What value is there in inheriting a disembodied mass of garbage bought from China? What sense is there in passing down to your children, surely the most precious gift life can give, something that anyone could have? Your creative self allows you a gift that can never be cheapened by repetition. It shapes the future destiny of your bairn in ways science refuses to tell. What they see, they understand with a language words can only betray.

The artist’s language is spoiled by speaking. I have wasted well over a decade of my life trying to find the words to articulate the sense of Being that came with an epiphany I had many years ago. And I won’t spoil that epiphany here. If you have had one, my friend, you know my mind, and you understand the abysmal failure that comes with wasted words and trust in a system that has rotted you and turned your guts into bile that seeps between each tooth whenever you speak.

You can experience it vicariously, but my friend, I assure you, it is a sense which you must own for yourself. You can be lost in the sound of music, you can feel your soul taken away to realms of being just outside our reach. You can see the dreams of ancients laid bare on Victorian canvas.

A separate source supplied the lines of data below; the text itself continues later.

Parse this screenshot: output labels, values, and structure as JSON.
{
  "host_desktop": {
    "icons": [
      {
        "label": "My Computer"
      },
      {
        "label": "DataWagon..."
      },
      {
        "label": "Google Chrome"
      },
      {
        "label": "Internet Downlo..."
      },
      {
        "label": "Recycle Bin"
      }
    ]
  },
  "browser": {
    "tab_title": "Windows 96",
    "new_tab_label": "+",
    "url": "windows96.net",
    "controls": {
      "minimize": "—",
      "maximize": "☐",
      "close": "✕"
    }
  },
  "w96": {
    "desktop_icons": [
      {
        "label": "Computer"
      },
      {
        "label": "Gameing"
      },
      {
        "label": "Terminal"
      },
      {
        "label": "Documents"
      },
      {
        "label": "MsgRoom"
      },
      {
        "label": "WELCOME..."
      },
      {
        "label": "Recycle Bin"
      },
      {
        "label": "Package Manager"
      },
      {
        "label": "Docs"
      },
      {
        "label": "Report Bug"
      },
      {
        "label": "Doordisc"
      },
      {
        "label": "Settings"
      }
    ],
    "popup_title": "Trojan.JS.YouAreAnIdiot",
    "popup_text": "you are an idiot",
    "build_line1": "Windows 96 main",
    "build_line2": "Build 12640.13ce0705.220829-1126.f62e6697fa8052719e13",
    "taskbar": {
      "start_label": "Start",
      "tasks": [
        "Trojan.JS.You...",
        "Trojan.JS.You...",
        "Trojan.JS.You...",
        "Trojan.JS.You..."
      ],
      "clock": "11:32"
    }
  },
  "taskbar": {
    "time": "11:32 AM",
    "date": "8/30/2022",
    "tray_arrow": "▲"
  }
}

You can see the dream deferred every time you turn on a television. But you must own it, until then, what you seek will always be beyond you.

When the ancient idol makers of Scandinavia carved Runes into their Godheads, do you think they burnt them on the altar because they had the sense that in the future some niggling little twit would say the Greeks could do it better? Do you think the Greek sages would be deterred that their own logic might someday destroy the ecstasy of their religion? No. They had the feeling, they understood that creation is worship. That the mere act of creating connects you to the Godhead in a way that endless speaking never can.

The Hunt is in the chase and the DEVIL is in the details. We cannot avoid the chase as we have done for fear of what we find. Society has ground its heels, evolution has stopped, because on a subconscious level we know we have walked a path to emotional doom. The answer becomes clear when we examine what is lost, we lie, trick ourselves that the answer must be complex. Go, make, feel, be. The hunt is in the chase, the devil is in the details.